# Question about glue squeeze out and removal



## mncamperguy (Jan 30, 2013)

I always watch/read that after 30-45 minutes you can remove the clamps and scrape away the squeeze out, the question I have is do you put the clamps back on or just leave the piece alone until fully cured?

i.e. gluing up an endgrain cutting board, can it be pulled from the clamps before it is fully cured and the squeeze out scraped off?


----------



## djonesax (Mar 3, 2008)

If I take the clamps off, I intend to leave them off and would not take them off until I know the glue is set. I do this a lot but if I don't need the clamps I leave it alone for a few hours. Typically for me as long as I won't stress the boards by taking off the clamps, I dont mind taking them off after 30 minutes, but only if I really need the clamps. I would not consider working with the glued piece though until it has had time to fully cure. Also I will wipe off as much of the excess glue as possible before it completely dries, since it will be easier to sand later. I just use a little water on a paper towel and be careful not to wipe glue back on to the piece. Then take a dry paper towel and wipe it so not leave it wet.

David


----------



## Kansas Gary (Nov 13, 2014)

I use a wood chisel to scrape off the droplets off after they skim over some. The droplets are not fully dry but they are not real wet either. They are more like rubber I guess would be the term for them.. The chisel I use is a old one that I keep just for this purpose.


----------



## H. A. S. (Sep 23, 2010)

Depending on the clamp location on a particular project, I wipe off any excess glue with a damp rag/sponge.

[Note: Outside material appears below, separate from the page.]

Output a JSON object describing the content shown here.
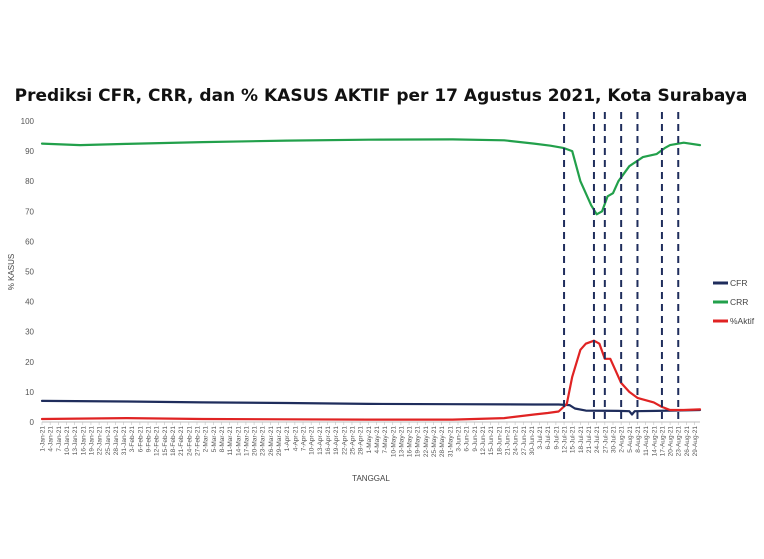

May use a chisel or cab scraper, for the remaining glue.


----------



## Steve Neul (Sep 2, 2011)

I also wash off the excess glue off unless I will be running the glued board through a planer. Scraping the glue off doesn't get what penetrates into the wood and takes a lot of sanding to get below it. On some woods you can also have glue tear out chips of wood when scraping it off.


----------



## davester84 (Aug 28, 2012)

I usually remove clamps after 1-2hrs, scrape off glue, and then reapply clamps for another 18 hrs or so..... Haven't had any issues or any of the 30+ cutting boards I've done so far.


----------



## Al B Thayer (Dec 10, 2011)

I use all methods. Wet rag, chisel, my fav is a cabinet scraper. Let it dry and sand it out do my level best not to have much squeeze out.

You have to be careful when cleaning it off with a wet rag. You could be just smearing it around. 

Al


----------



## epicfail48 (Mar 27, 2014)

I let the glue set for 30-45 minutes in the clamps, then un-clamp and take care of squeezout, usually with a chisel. After that time, the glue has skinned over and it cleans up fairly well. At that time, the glue has also developed enough strength to hold everything together, though you shouldnt stress it for 24ish hours.

Ive never liked the damp cloth method for cleaning glue on the workpiece. Seems like a fantastic way to spread glue all over everything and mess up the finish. Cleaning a workbench however, the wet rag it my best friend


----------



## Passin Thru (Jan 29, 2015)

I use old credit cards and unused ones. Get them everyday in the mail it seems. They work well for scrapers.


----------



## Masterjer (Nov 6, 2012)

Passin Thru said:


> I use old credit cards and unused ones. Get them everyday in the mail it seems. They work well for scrapers.


They work great for glue spreaders too!


----------



## hwebb99 (Nov 27, 2012)

If your are running it through a planer the glue needs removed. I always use my drum sander to flatten a glue up. Fully cured glue doesn't hurt the sandpaper. Unless I used to much glue, I usually don't bother to remove squeeze out.


----------